Are video games just propaganda and training tools for the military?

30/03/2012

The Guardian


It’s a shadowy and lucrative relationship. But just how close are video-game developers with various military outfits? And how does it affect the games we play?

It’s a shadowy and lucrative relationship. But just how close are video-game developers with various military outfits? And how does it affect the games we play?

It’s Monday night, the kids are in bed, and I am trying to kill Osama bin Laden. I stalk through his Abbottabad compound and I aim my rifle at the first person I see, only to discover he’s my brother in arms, aka “OverdoseRocks”. So I walk downstairs into a prayer room, at which point my gun accidentally goes off. Then the mission is over. We were victorious.

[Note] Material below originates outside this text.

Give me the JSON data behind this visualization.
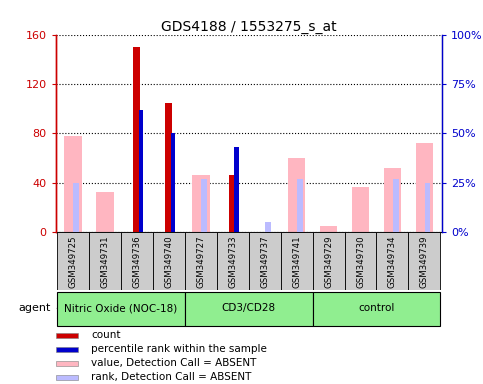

Next, I join US servicemen during the 2007 surge in Iraq. For about three minutes I kick about a palm-lined boulevard, strafing apartment buildings. I am ambushed. In my dying moments, I am presented with an advert for a game in which I can embody a cheetah and kill an antelope, but I have had enough bloodshed for one evening.

I have been on the Kuma Games site, an online entertainment developer and, according to reports on Iranian television, an international distributor of military propaganda. Kuma produces a range of games, from second world war air-battle shoot-’em-ups for the History Channel, through to the carnivore-themed I Predator, a tie-in for the cable station Animal Planet. Yet it’s the company’s Kuma\War series of topical military games, as well as a more discreet line of Arabic-language first-person shooter games, that have piqued media attention. During a televised confession on Iranian TV, alleged US agent and former marine Amir Mirzai Hekmati said he had worked for Kuma, and it was a CIA front company.

Though his words cannot be regarded as the unvarnished truth, publicly available government documents indicate that Hekmati had been a Kuma employee, while Kuma’s CEO, Keith Halper, admits to taking on military work. If his words are true, Kuma\War are only one of a number of bloody titles produced under varying degrees of military aegis.